I don’t claim this version constitutes a “quantum” leap unless you use the word “quantum” in the correct sense which means the smallest discrete part of a physical entity. With the exception of physicists, people almost always use the term quantum leap to mean an enormous advancement of some kind; in other words, big, not small. It can mean a sudden change, though, but neither do I claim the property of suddenness for this recipe.
All right, enough of that. I think what makes this version rather tasty is the Boursin cheese (which comes in different flavors) and the marjoram. And as Forrest Gump said in a different context, “That’s all I have to say about that.”
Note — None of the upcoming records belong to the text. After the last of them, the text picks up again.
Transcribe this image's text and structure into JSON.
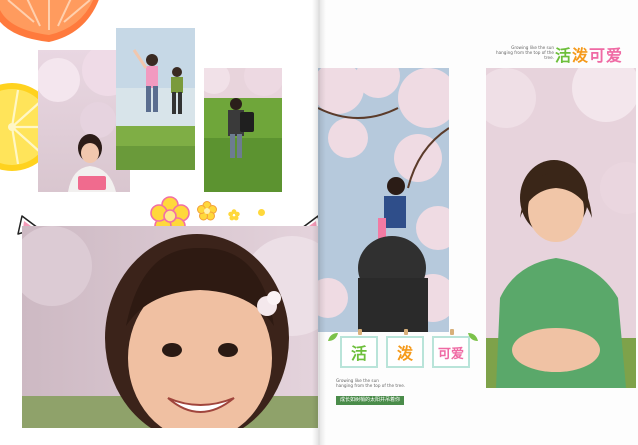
{
  "right_header": {
    "caption_line1": "Growing like the sun",
    "caption_line2": "hanging from the top of the tree.",
    "title_char1": "活",
    "title_char2": "泼",
    "title_char3": "可爱"
  },
  "tiles": {
    "tile1": "活",
    "tile2": "泼",
    "tile3": "可爱"
  },
  "bottom_caption": {
    "line1": "Growing like the sun",
    "line2": "hanging from the top of the tree.",
    "ribbon_text": "成长如树梢的太阳并吊着你"
  },
  "colors": {
    "title_green": "#6dbf3b",
    "title_orange": "#f59a1b",
    "title_pink": "#ef6aa4",
    "tile_border": "#b9e4d9",
    "ribbon_green": "#4a8c4a",
    "flower_yellow": "#ffd83b",
    "flower_pink": "#f26fa4"
  },
  "icons": {
    "orange_slice_top": "orange-slice-icon",
    "lemon_slice": "lemon-slice-icon",
    "flower_big": "flower-icon",
    "cat_ear_left": "cat-ear-icon",
    "cat_ear_right": "cat-ear-icon"
  }
}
There is no photo, not only because I haven’t made it recently but because everyone can easily conceptualize its appearance.
3 oz. Boursin cheese
3 oz. Parmesan, Romano, or Asiago cheese, grated
3 Tbs mayonnaise
3 Tbs sour cream
1/2 tsp dried marjoram
1/2 tsp black pepper
1/2 tsp onion salt
1/4 tsp garlic powder
1 14 oz. can artichoke hearts, packed in water, well-drained, and squeezed to remove any remaining water
Paprika
Put everything except for a couple of tablespoons of the hard cheeses in a food processor and process, taking care not to puree the mixture; it should be a bit rough. Prepare an oven-proof ramekin or serving dish with non-stick spray and fill with the mixture. Scatter the reserved cheese over the top and sprinkle with some paprika. Bake in a preheated 375 degree oven for around 20 minutes or until it’s bubbly and the cheese on top has browned.
Note: Do not under any circumstances use the unrefrigerated “parmesan” cheese found in those green cylinders near the pasta. It’s crap. Get a wedge of the cheese - no, it doesn’t have to be from Italy - and grate what you need.